Health and social care

Jeremy Hunt
Foreign Secretary

- Promises more funding for social care. - Wants to introduce an opt out insurance system to fund future care, similar to the way pensions work. - Wants to target manufacturers of unhealthy foods to make them cut the sugar content. - Mental health support to be offered in every school and a crackdown on social media companies that fail to regulate their content.

Boris Johnson

- Rules out a pay-for-access NHS, saying it would remain "free to everybody at the point of use" under his leadership. - Has previously said money spent on the EU could be put into the NHS. - Plans to give public sector workers a "fair" pay rise, according to supporter Health Secretary Matt Hancock. - Says more should be spent on social care, according to a cross-party "national consensus".


Jeremy Hunt
Foreign Secretary

- Pledges to write off tuition fees for young entrepreneurs who start a new business and employ more than 10 people for five years. - Wants to reduce interest rates on student debt repayments. - Long-term plan to provide more funding for the teaching profession. - Wants to abolish illiteracy.

Boris Johnson

- Wants to raise per-pupil spending in primary and secondary schools, with a minimum of £5,000 for each student in the latter. - Wants to look at lowering the interest rate on student debts.

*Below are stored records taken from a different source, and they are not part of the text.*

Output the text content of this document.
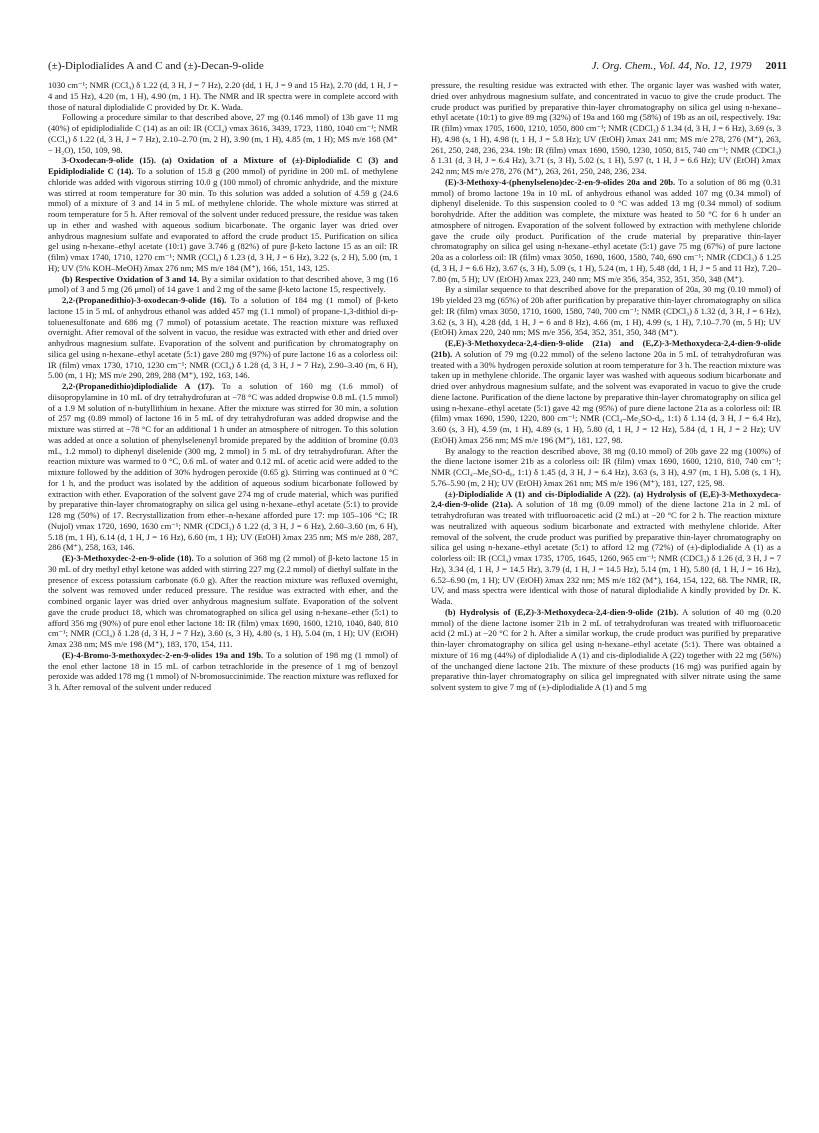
(±)-Diplodialides A and C and (±)-Decan-9-olide	J. Org. Chem., Vol. 44, No. 12, 1979 2011

1030 cm⁻¹; NMR (CCl₄) δ 1.22 (d, 3 H, J = 7 Hz), 2.20 (dd, 1 H, J = 9 and 15 Hz), 2.70 (dd, 1 H, J = 4 and 15 Hz), 4.20 (m, 1 H), 4.90 (m, 1 H). The NMR and IR spectra were in complete accord with those of natural diplodialide C provided by Dr. K. Wada.

Following a procedure similar to that described above, 27 mg (0.146 mmol) of 13b gave 11 mg (40%) of epidiplodialide C (14) as an oil: IR (CCl₄) νmax 3616, 3439, 1723, 1180, 1040 cm⁻¹; NMR (CCl₄) δ 1.22 (d, 3 H, J = 7 Hz), 2.10–2.70 (m, 2 H), 3.90 (m, 1 H), 4.85 (m, 1 H); MS m/e 168 (M⁺ − H₂O), 150, 109, 98.

3-Oxodecan-9-olide (15). (a) Oxidation of a Mixture of (±)-Diplodialide C (3) and Epidiplodialide C (14). To a solution of 15.8 g (200 mmol) of pyridine in 200 mL of methylene chloride was added with vigorous stirring 10.0 g (100 mmol) of chromic anhydride, and the mixture was stirred at room temperature for 30 min. To this solution was added a solution of 4.59 g (24.6 mmol) of a mixture of 3 and 14 in 5 mL of methylene chloride. The whole mixture was stirred at room temperature for 5 h. After removal of the solvent under reduced pressure, the residue was taken up in ether and washed with aqueous sodium bicarbonate. The organic layer was dried over anhydrous magnesium sulfate and evaporated to afford the crude product 15. Purification on silica gel using n-hexane–ethyl acetate (10:1) gave 3.746 g (82%) of pure β-keto lactone 15 as an oil: IR (film) νmax 1740, 1710, 1270 cm⁻¹; NMR (CCl₄) δ 1.23 (d, 3 H, J = 6 Hz), 3.22 (s, 2 H), 5.00 (m, 1 H); UV (5% KOH–MeOH) λmax 276 nm; MS m/e 184 (M⁺), 166, 151, 143, 125.

(b) Respective Oxidation of 3 and 14. By a similar oxidation to that described above, 3 mg (16 μmol) of 3 and 5 mg (26 μmol) of 14 gave 1 and 2 mg of the same β-keto lactone 15, respectively.

2,2-(Propanedithio)-3-oxodecan-9-olide (16). To a solution of 184 mg (1 mmol) of β-keto lactone 15 in 5 mL of anhydrous ethanol was added 457 mg (1.1 mmol) of propane-1,3-dithiol di-p-toluenesulfonate and 686 mg (7 mmol) of potassium acetate. The reaction mixture was refluxed overnight. After removal of the solvent in vacuo, the residue was extracted with ether and dried over anhydrous magnesium sulfate. Evaporation of the solvent and purification by chromatography on silica gel using n-hexane–ethyl acetate (5:1) gave 280 mg (97%) of pure lactone 16 as a colorless oil: IR (film) νmax 1730, 1710, 1230 cm⁻¹; NMR (CCl₄) δ 1.28 (d, 3 H, J = 7 Hz), 2.90–3.40 (m, 6 H), 5.00 (m, 1 H); MS m/e 290, 289, 288 (M⁺), 192, 163, 146.

2,2-(Propanedithio)diplodialide A (17). To a solution of 160 mg (1.6 mmol) of diisopropylamine in 10 mL of dry tetrahydrofuran at −78 °C was added dropwise 0.8 mL (1.5 mmol) of a 1.9 M solution of n-butyllithium in hexane. After the mixture was stirred for 30 min, a solution of 257 mg (0.89 mmol) of lactone 16 in 5 mL of dry tetrahydrofuran was added dropwise and the mixture was stirred at −78 °C for an additional 1 h under an atmosphere of nitrogen. To this solution was added at once a solution of phenylselenenyl bromide prepared by the addition of bromine (0.03 mL, 1.2 mmol) to diphenyl diselenide (300 mg, 2 mmol) in 5 mL of dry tetrahydrofuran. After the reaction mixture was warmed to 0 °C, 0.6 mL of water and 0.12 mL of acetic acid were added to the mixture followed by the addition of 30% hydrogen peroxide (0.65 g). Stirring was continued at 0 °C for 1 h, and the product was isolated by the addition of aqueous sodium bicarbonate followed by extraction with ether. Evaporation of the solvent gave 274 mg of crude material, which was purified by preparative thin-layer chromatography on silica gel using n-hexane–ethyl acetate (5:1) to provide 128 mg (50%) of 17. Recrystallization from ether–n-hexane afforded pure 17: mp 105–106 °C; IR (Nujol) νmax 1720, 1690, 1630 cm⁻¹; NMR (CDCl₃) δ 1.22 (d, 3 H, J = 6 Hz), 2.60–3.60 (m, 6 H), 5.18 (m, 1 H), 6.14 (d, 1 H, J = 16 Hz), 6.60 (m, 1 H); UV (EtOH) λmax 235 nm; MS m/e 288, 287, 286 (M⁺), 258, 163, 146.

(E)-3-Methoxydec-2-en-9-olide (18). To a solution of 368 mg (2 mmol) of β-keto lactone 15 in 30 mL of dry methyl ethyl ketone was added with stirring 227 mg (2.2 mmol) of diethyl sulfate in the presence of excess potassium carbonate (6.0 g). After the reaction mixture was refluxed overnight, the solvent was removed under reduced pressure. The residue was extracted with ether, and the combined organic layer was dried over anhydrous magnesium sulfate. Evaporation of the solvent gave the crude product 18, which was chromatographed on silica gel using n-hexane–ether (5:1) to afford 356 mg (90%) of pure enol ether lactone 18: IR (film) νmax 1690, 1600, 1210, 1040, 840, 810 cm⁻¹; NMR (CCl₄) δ 1.28 (d, 3 H, J = 7 Hz), 3.60 (s, 3 H), 4.80 (s, 1 H), 5.04 (m, 1 H); UV (EtOH) λmax 238 nm; MS m/e 198 (M⁺), 183, 170, 154, 111.

(E)-4-Bromo-3-methoxydec-2-en-9-olides 19a and 19b. To a solution of 198 mg (1 mmol) of the enol ether lactone 18 in 15 mL of carbon tetrachloride in the presence of 1 mg of benzoyl peroxide was added 178 mg (1 mmol) of N-bromosuccinimide. The reaction mixture was refluxed for 3 h. After removal of the solvent under reduced

pressure, the resulting residue was extracted with ether. The organic layer was washed with water, dried over anhydrous magnesium sulfate, and concentrated in vacuo to give the crude product. The crude product was purified by preparative thin-layer chromatography on silica gel using n-hexane–ethyl acetate (10:1) to give 89 mg (32%) of 19a and 160 mg (58%) of 19b as an oil, respectively. 19a: IR (film) νmax 1705, 1600, 1210, 1050, 800 cm⁻¹; NMR (CDCl₃) δ 1.34 (d, 3 H, J = 6 Hz), 3.69 (s, 3 H), 4.98 (s, 1 H), 4.98 (t, 1 H, J = 5.8 Hz); UV (EtOH) λmax 241 nm; MS m/e 278, 276 (M⁺), 263, 261, 250, 248, 236, 234. 19b: IR (film) νmax 1690, 1590, 1230, 1050, 815, 740 cm⁻¹; NMR (CDCl₃) δ 1.31 (d, 3 H, J = 6.4 Hz), 3.71 (s, 3 H), 5.02 (s, 1 H), 5.97 (t, 1 H, J = 6.6 Hz); UV (EtOH) λmax 242 nm; MS m/e 278, 276 (M⁺), 263, 261, 250, 248, 236, 234.

(E)-3-Methoxy-4-(phenylseleno)dec-2-en-9-olides 20a and 20b. To a solution of 86 mg (0.31 mmol) of bromo lactone 19a in 10 mL of anhydrous ethanol was added 107 mg (0.34 mmol) of diphenyl diselenide. To this suspension cooled to 0 °C was added 13 mg (0.34 mmol) of sodium borohydride. After the addition was complete, the mixture was heated to 50 °C for 6 h under an atmosphere of nitrogen. Evaporation of the solvent followed by extraction with methylene chloride gave the crude oily product. Purification of the crude material by preparative thin-layer chromatography on silica gel using n-hexane–ethyl acetate (5:1) gave 75 mg (67%) of pure lactone 20a as a colorless oil: IR (film) νmax 3050, 1690, 1600, 1580, 740, 690 cm⁻¹; NMR (CDCl₃) δ 1.25 (d, 3 H, J = 6.6 Hz), 3.67 (s, 3 H), 5.09 (s, 1 H), 5.24 (m, 1 H), 5.48 (dd, 1 H, J = 5 and 11 Hz), 7.20–7.80 (m, 5 H); UV (EtOH) λmax 223, 240 nm; MS m/e 356, 354, 352, 351, 350, 348 (M⁺).

By a similar sequence to that described above for the preparation of 20a, 30 mg (0.10 mmol) of 19b yielded 23 mg (65%) of 20b after purification by preparative thin-layer chromatography on silica gel: IR (film) νmax 3050, 1710, 1600, 1580, 740, 700 cm⁻¹; NMR (CDCl₃) δ 1.32 (d, 3 H, J = 6 Hz), 3.62 (s, 3 H), 4.28 (dd, 1 H, J = 6 and 8 Hz), 4.66 (m, 1 H), 4.99 (s, 1 H), 7.10–7.70 (m, 5 H); UV (EtOH) λmax 220, 240 nm; MS m/e 356, 354, 352, 351, 350, 348 (M⁺).

(E,E)-3-Methoxydeca-2,4-dien-9-olide (21a) and (E,Z)-3-Methoxydeca-2,4-dien-9-olide (21b). A solution of 79 mg (0.22 mmol) of the seleno lactone 20a in 5 mL of tetrahydrofuran was treated with a 30% hydrogen peroxide solution at room temperature for 3 h. The reaction mixture was taken up in methylene chloride. The organic layer was washed with aqueous sodium bicarbonate and dried over anhydrous magnesium sulfate, and the solvent was evaporated in vacuo to give the crude diene lactone. Purification of the diene lactone by preparative thin-layer chromatography on silica gel using n-hexane–ethyl acetate (5:1) gave 42 mg (95%) of pure diene lactone 21a as a colorless oil: IR (film) νmax 1690, 1590, 1220, 800 cm⁻¹; NMR (CCl₄–Me₂SO-d₆, 1:1) δ 1.14 (d, 3 H, J = 6.4 Hz), 3.60 (s, 3 H), 4.59 (m, 1 H), 4.89 (s, 1 H), 5.80 (d, 1 H, J = 12 Hz), 5.84 (d, 1 H, J = 2 Hz); UV (EtOH) λmax 256 nm; MS m/e 196 (M⁺), 181, 127, 98.

By analogy to the reaction described above, 38 mg (0.10 mmol) of 20b gave 22 mg (100%) of the diene lactone isomer 21b as a colorless oil: IR (film) νmax 1690, 1600, 1210, 810, 740 cm⁻¹; NMR (CCl₄–Me₂SO-d₆, 1:1) δ 1.45 (d, 3 H, J = 6.4 Hz), 3.63 (s, 3 H), 4.97 (m, 1 H), 5.08 (s, 1 H), 5.76–5.90 (m, 2 H); UV (EtOH) λmax 261 nm; MS m/e 196 (M⁺), 181, 127, 125, 98.

(±)-Diplodialide A (1) and cis-Diplodialide A (22). (a) Hydrolysis of (E,E)-3-Methoxydeca-2,4-dien-9-olide (21a). A solution of 18 mg (0.09 mmol) of the diene lactone 21a in 2 mL of tetrahydrofuran was treated with trifluoroacetic acid (2 mL) at −20 °C for 2 h. The reaction mixture was neutralized with aqueous sodium bicarbonate and extracted with methylene chloride. After removal of the solvent, the crude product was purified by preparative thin-layer chromatography on silica gel using n-hexane–ethyl acetate (5:1) to afford 12 mg (72%) of (±)-diplodialide A (1) as a colorless oil: IR (CCl₄) νmax 1735, 1705, 1645, 1260, 965 cm⁻¹; NMR (CDCl₃) δ 1.26 (d, 3 H, J = 7 Hz), 3.34 (d, 1 H, J = 14.5 Hz), 3.79 (d, 1 H, J = 14.5 Hz), 5.14 (m, 1 H), 5.80 (d, 1 H, J = 16 Hz), 6.52–6.90 (m, 1 H); UV (EtOH) λmax 232 nm; MS m/e 182 (M⁺), 164, 154, 122, 68. The NMR, IR, UV, and mass spectra were identical with those of natural diplodialide A kindly provided by Dr. K. Wada.

(b) Hydrolysis of (E,Z)-3-Methoxydeca-2,4-dien-9-olide (21b). A solution of 40 mg (0.20 mmol) of the diene lactone isomer 21b in 2 mL of tetrahydrofuran was treated with trifluoroacetic acid (2 mL) at −20 °C for 2 h. After a similar workup, the crude product was purified by preparative thin-layer chromatography on silica gel using n-hexane–ethyl acetate (5:1). There was obtained a mixture of 16 mg (44%) of diplodialide A (1) and cis-diplodialide A (22) together with 22 mg (56%) of the unchanged diene lactone 21b. The mixture of these products (16 mg) was purified again by preparative thin-layer chromatography on silica gel impregnated with silver nitrate using the same solvent system to give 7 mg of (±)-diplodialide A (1) and 5 mg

Currently, a termination is only permitted in Northern Ireland if a woman's life is at risk or if there is a risk of permanent and serious damage to her mental or physical health.

Northern Ireland is also the only part of the UK where same-sex marriage is illegal.

Mr Johnson also said the NI abortion issue should be debated at Stormont.

"I don't think that the UK should be imposing something that should be decided here."

During a vote in November 2015, Northern Ireland assembly members supported same-sex marriage by a slim majority of 53 votes to 52.

But the devolved government has been in limbo since 2017 when a power-sharing agreement between rivals Sinn Féin and the DUP broke down.

Both would-be prime ministers pledged to put renewed efforts to get Stormont up and running.

"It is totally unacceptable that politicians that are paid to run the NHS and schools, and promote inward investment are not turning up to work and doing their job," said Mr Hunt.

Mr Johnson said if he was leader, he "would do whatever I can personally to energise" power-sharing talks which are currently stalled.

"Everyone needs to recognise that it is the citizens and voters of Northern Ireland that are losing out."


Following the hustings event, Mr Johnson tweeted that it was a "pleasure to meet" DUP leader Arlene Foster "to discuss restoring and protecting the governance of Northern Ireland".

In 2017, the Conservative Party entered into a confidence-and-supply pact with the DUP.

The Conservatives needed the votes of the DUP's 10 MPs in order to have a working Commons majority after the 2017 Westminster election, but had to agree to an extra £1bn in spending for Northern Ireland.

At the hustings event, Mr Johnson was asked about his attendance at a DUP conference last year.

Mr Hunt said he would "infinitely prefer if we had Conservative MPs in Northern Ireland so we didn't have to rely on other parties for that majority but to govern is to accept the world as it is".

Decision made?

The candidates are set to face each other in an ITV debate on 9 July and at an event hosted by the Sun newspaper and talkRADIO on 15 July.

Mr Hunt tweeted on Tuesday that he had been invited to a live BBC TV debate against Mr Johnson on 16 July.

He argued that about 90% of Conservative members would have already voted in the leadership race by then.

Meanwhile, former party leader William Hague, who served as leader of the opposition between 1997 and 2001, wrote in the Daily Telegraph that both candidates had "great merits" but added that he believed Mr Hunt would make the better prime minister.